Announcing the Renewing Faith Online Conference
January 23-25, 2025
We’ve started planning something really big, and we think you’ll want to hear more about it in the days to come.
Mark Your Calendars!
We hope you’ll join us on a sacred online journey to renew your faith and explore how we live into process and open & relational theology together. Let's bring more beauty into our Christian paths!
During this multi-day online event, we’ll explore several core themes of Christian faith - not academically, but in “big conversations” and practices.
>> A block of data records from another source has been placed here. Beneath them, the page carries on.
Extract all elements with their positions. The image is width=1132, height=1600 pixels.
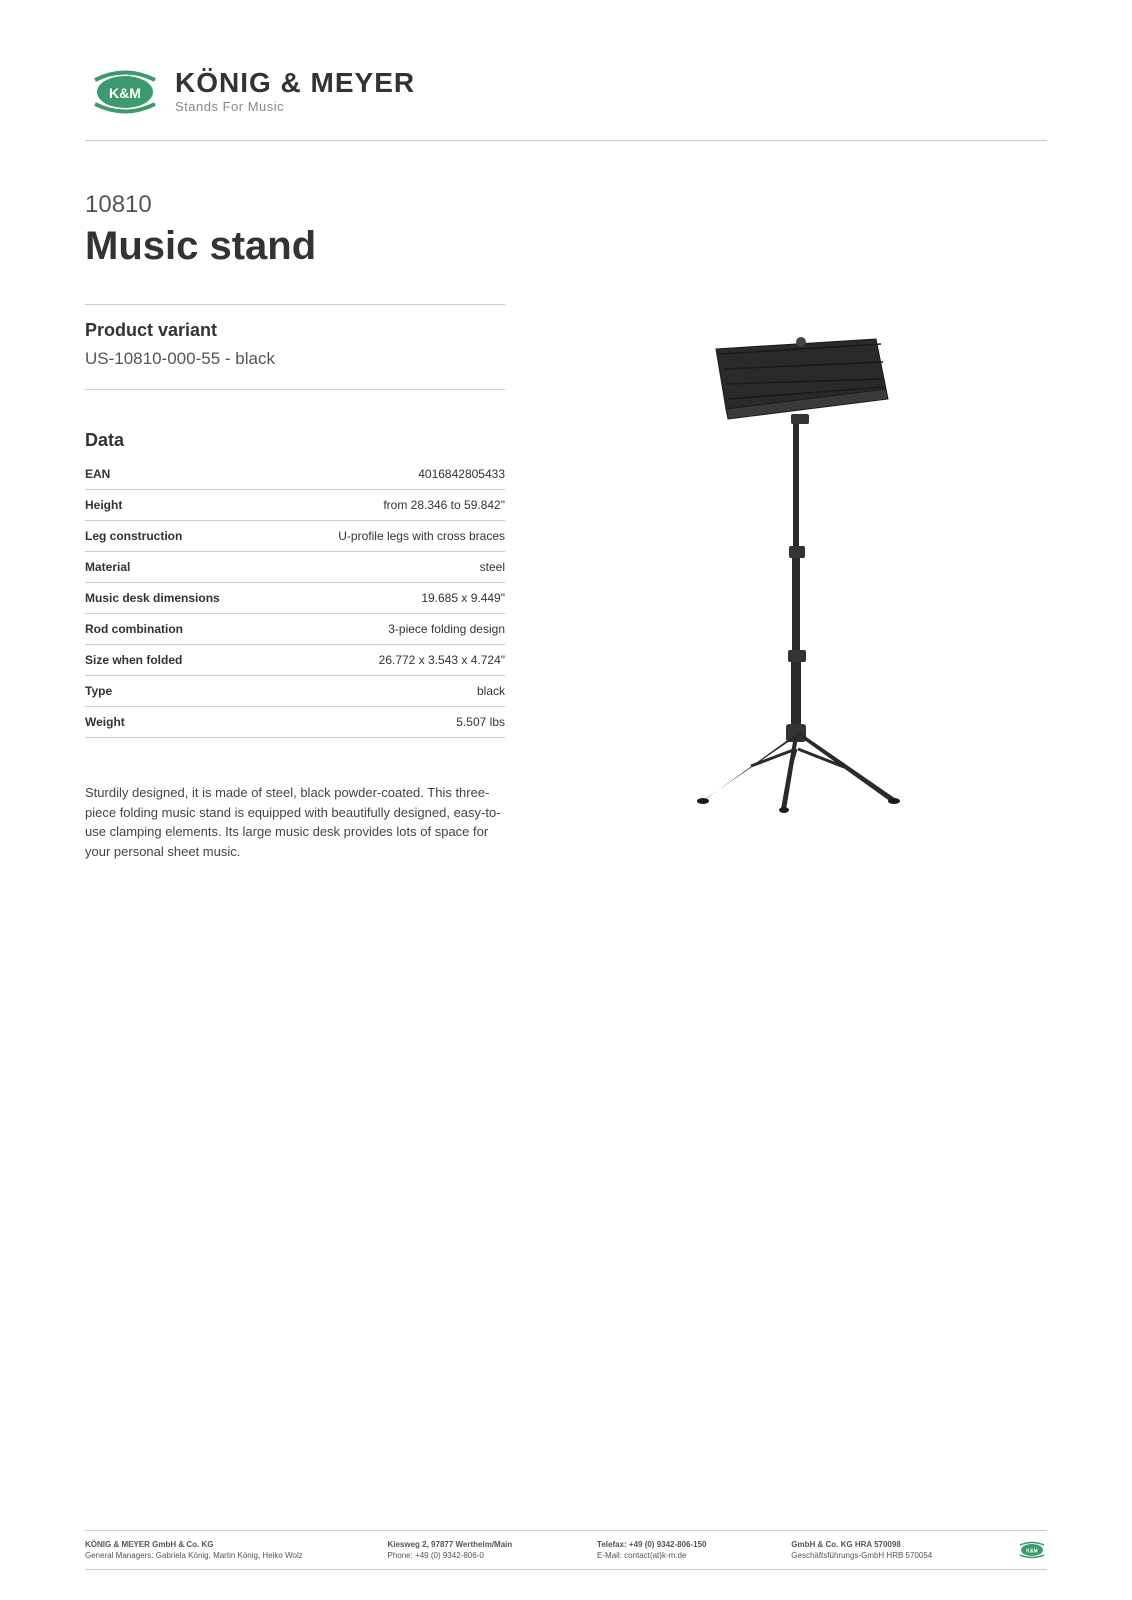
table-value: black bbox=[273, 676, 505, 707]
content-row: Product variant US-10810-000-55 - black … bbox=[85, 304, 1047, 861]
footer-col-3: Telefax: +49 (0) 9342-806-150 E-Mail: co… bbox=[597, 1539, 706, 1561]
table-label: Music desk dimensions bbox=[85, 583, 273, 614]
table-label: Leg construction bbox=[85, 521, 273, 552]
table-row: Rod combination3-piece folding design bbox=[85, 614, 505, 645]
footer-col-2: Kiesweg 2, 97877 Wertheim/Main Phone: +4… bbox=[387, 1539, 512, 1561]
variant-text: US-10810-000-55 - black bbox=[85, 349, 505, 369]
table-label: Type bbox=[85, 676, 273, 707]
product-image bbox=[606, 324, 986, 834]
footer-fax: Telefax: +49 (0) 9342-806-150 bbox=[597, 1539, 706, 1550]
table-value: 3-piece folding design bbox=[273, 614, 505, 645]
table-value: 5.507 lbs bbox=[273, 707, 505, 738]
table-row: Size when folded26.772 x 3.543 x 4.724" bbox=[85, 645, 505, 676]
table-value: 4016842805433 bbox=[273, 459, 505, 490]
footer-logo-icon: K&M bbox=[1017, 1539, 1047, 1561]
footer-col-1: KÖNIG & MEYER GmbH & Co. KG General Mana… bbox=[85, 1539, 303, 1561]
footer-content: KÖNIG & MEYER GmbH & Co. KG General Mana… bbox=[85, 1539, 1047, 1561]
product-number: 10810 bbox=[85, 191, 1047, 219]
data-table: EAN4016842805433Heightfrom 28.346 to 59.… bbox=[85, 459, 505, 738]
right-column bbox=[545, 304, 1047, 861]
variant-divider-bottom bbox=[85, 389, 505, 390]
footer: KÖNIG & MEYER GmbH & Co. KG General Mana… bbox=[85, 1530, 1047, 1570]
footer-divider-top bbox=[85, 1530, 1047, 1531]
table-label: Size when folded bbox=[85, 645, 273, 676]
footer-email: E-Mail: contact(at)k-m.de bbox=[597, 1550, 706, 1561]
table-value: 26.772 x 3.543 x 4.724" bbox=[273, 645, 505, 676]
table-row: Leg constructionU-profile legs with cros… bbox=[85, 521, 505, 552]
table-row: EAN4016842805433 bbox=[85, 459, 505, 490]
footer-managers: General Managers: Gabriela König, Martin… bbox=[85, 1550, 303, 1561]
table-label: Weight bbox=[85, 707, 273, 738]
table-row: Typeblack bbox=[85, 676, 505, 707]
table-value: from 28.346 to 59.842" bbox=[273, 490, 505, 521]
logo-brand: KÖNIG & MEYER bbox=[175, 67, 415, 99]
table-row: Heightfrom 28.346 to 59.842" bbox=[85, 490, 505, 521]
footer-company: KÖNIG & MEYER GmbH & Co. KG bbox=[85, 1539, 303, 1550]
table-value: U-profile legs with cross braces bbox=[273, 521, 505, 552]
footer-col-4: GmbH & Co. KG HRA 570098 Geschäftsführun… bbox=[791, 1539, 932, 1561]
table-value: steel bbox=[273, 552, 505, 583]
header-divider bbox=[85, 140, 1047, 141]
table-value: 19.685 x 9.449" bbox=[273, 583, 505, 614]
data-heading: Data bbox=[85, 430, 505, 451]
footer-address: Kiesweg 2, 97877 Wertheim/Main bbox=[387, 1539, 512, 1550]
left-column: Product variant US-10810-000-55 - black … bbox=[85, 304, 505, 861]
km-logo-icon: K&M bbox=[85, 60, 165, 120]
logo-container: K&M KÖNIG & MEYER Stands For Music bbox=[85, 60, 415, 120]
table-label: Height bbox=[85, 490, 273, 521]
table-label: EAN bbox=[85, 459, 273, 490]
product-description: Sturdily designed, it is made of steel, … bbox=[85, 783, 505, 861]
table-row: Music desk dimensions19.685 x 9.449" bbox=[85, 583, 505, 614]
footer-reg2: Geschäftsführungs-GmbH HRB 570054 bbox=[791, 1550, 932, 1561]
footer-phone: Phone: +49 (0) 9342-806-0 bbox=[387, 1550, 512, 1561]
table-label: Material bbox=[85, 552, 273, 583]
footer-divider-bottom bbox=[85, 1569, 1047, 1570]
footer-reg1: GmbH & Co. KG HRA 570098 bbox=[791, 1539, 932, 1550]
product-title: Music stand bbox=[85, 224, 1047, 269]
header: K&M KÖNIG & MEYER Stands For Music bbox=[85, 60, 1047, 120]
variant-divider-top bbox=[85, 304, 505, 305]
table-row: Weight5.507 lbs bbox=[85, 707, 505, 738]
table-row: Materialsteel bbox=[85, 552, 505, 583]
logo-text: KÖNIG & MEYER Stands For Music bbox=[175, 67, 415, 114]
variant-heading: Product variant bbox=[85, 320, 505, 341]
svg-text:K&M: K&M bbox=[1026, 1548, 1037, 1554]
logo-tagline: Stands For Music bbox=[175, 99, 415, 114]
table-label: Rod combination bbox=[85, 614, 273, 645]
svg-text:K&M: K&M bbox=[109, 85, 141, 101]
- Renewing Faith: A Call for Reimagination and Renewal
- Renewing God: Deep Listening, Creativity, Transformation
- Renewing Jesus: Atonement, Salvation
- Renewing Message: Preaching, Scripture
- Renewing Worship: Liturgy, Creeds, Sacraments, Aesthetics
- Renewing Spirit: Practices, Religious Experience
- Renewing Community: Education, Outreach, Service
We’re going to do our best to not be all heady about it, but actually drop down deeper - into our bodies and souls! It’ll be online, so body and soul can join from home.
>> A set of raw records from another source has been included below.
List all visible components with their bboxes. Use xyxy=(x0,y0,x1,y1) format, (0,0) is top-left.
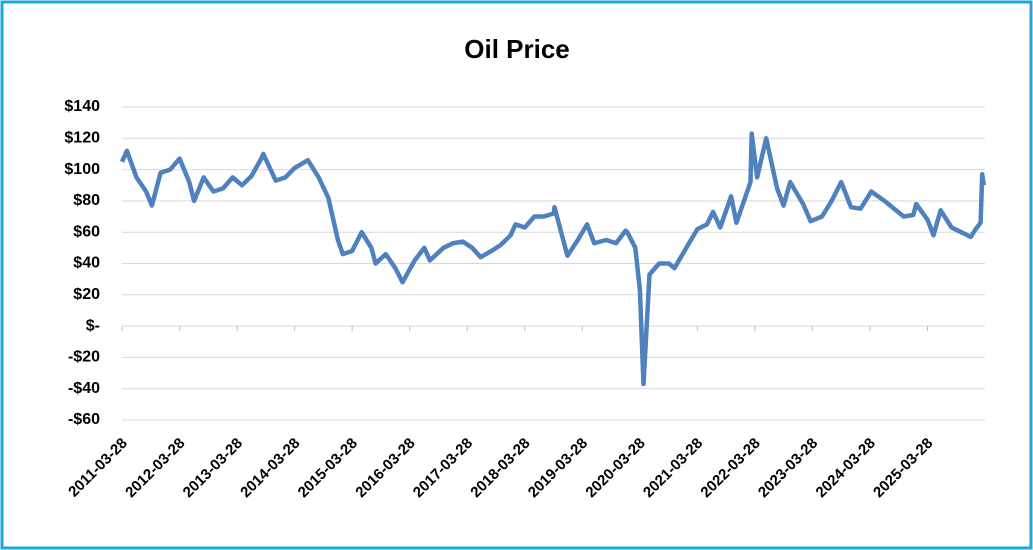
y-tick-label: -$40 xyxy=(68,380,100,397)
y-tick-label: $100 xyxy=(64,161,100,178)
y-tick-label: $40 xyxy=(73,255,100,272)
y-tick-label: -$60 xyxy=(68,411,100,428)
data-line xyxy=(119,131,986,387)
y-tick-label: $- xyxy=(86,317,100,334)
y-tick-label: $120 xyxy=(64,130,100,147)
y-tick-label: -$20 xyxy=(68,349,100,366)
y-tick-label: $20 xyxy=(73,286,100,303)
chart-title: Oil Price xyxy=(464,34,570,64)
y-tick-label: $80 xyxy=(73,192,100,209)
y-tick-label: $60 xyxy=(73,223,100,240)
y-tick-label: $140 xyxy=(64,98,100,115)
Sign up today to receive updates!
Speakers
Thomas Jay Oord
Thomas Jay Oord, Ph.D., is a theologian, philosopher, and scholar of multi-disciplinary studies. He is an award-winning author, and he has written or edited more than thirty books. Oord directs a doctoral program at Northwind Theological Seminary and the Center for Open and Relational Theology. He won the Outstanding Faculty Award twelve times as a full-time professor and now speaks at institutions across the globe. Oord is known for his contributions to research on love, open and relational theology, science and religion, and freedom and relationships for transformation.
Sheri D. Kling
Sheri D. Kling, Ph.D., is the director of Process and Faith (Center for Process Studies of Claremont School of Theology) and the John Cobb Legacy Fund. She is also a writer, teacher, and constructive theologian who integrates the process-relational philosophy of Alfred North Whitehead and the analytical psychology of C. G. Jung for psycho-spiritual wholeness. She is a faculty member of the Haden Institute, the author of A Process Spirituality: Christian and Transreligious Resources for Transformation and Finding Home: Rural Reflections on the Journey to Wholeness and editor or contributor to several other texts. Sheri lives in Bradenton, Florida, where she enjoys Gulf breezes and local wildlife. Follow her work at https://www.sherikling.com/
Bruce Epperly
Rev. Bruce Epperly, Ph.D., is a teacher, pastor, spiritual guide, writer, lecturer, retreat leader, and reiki teacher. He is the author of over 70 books, including Finding God in Suffering: A Journey with Job, Process Theology: Embracing Adventure with God, Become Fire: Guideposts for Spiritual Pilgrims, One World: Process Theology and the Lord’s Prayer, Piglet’s Process: Process Theology for All God’s Children, and Restless Spirit. He is an ordained minister in the Christian Church (Disciples of Christ) and United Church of Christ. He has served on the faculties of Georgetown University, Lancaster Theological Seminary, Wesley Theological Seminary, and Claremont School of Theology.
Jeff Wells
Rev. Jeff Wells is the lead pastor of the Church of the Village, a progressive, radically inclusive, and anti-racist community in the New York City. He preaches, practices, and promotes process-relational and open & relational theology. He is a lifelong passionate advocate for social and economic justice and for the common thriving of humans and other-than-human beings. Jeff is an active member of the Alliance for Ecological Civilization, a gathering of activists and thought leaders from around the world. He co-edited (with Thomas Jay Oord, Vikki Randall, and Nichole Torbitzky) Preaching the Uncontrolling Love of God (SacraSage Press, April 2024), a collection of sermons, essays, and worship elements from the perspective of Open, Relational, and Process theology. In 2022, he helped found and co-chaired the Living Earth Movement. With theologian and environmentalist, John B. Cobb Jr., he authored the short book, Is International Cooperation Possible? A Bold Appeal for a Living Earth (2022).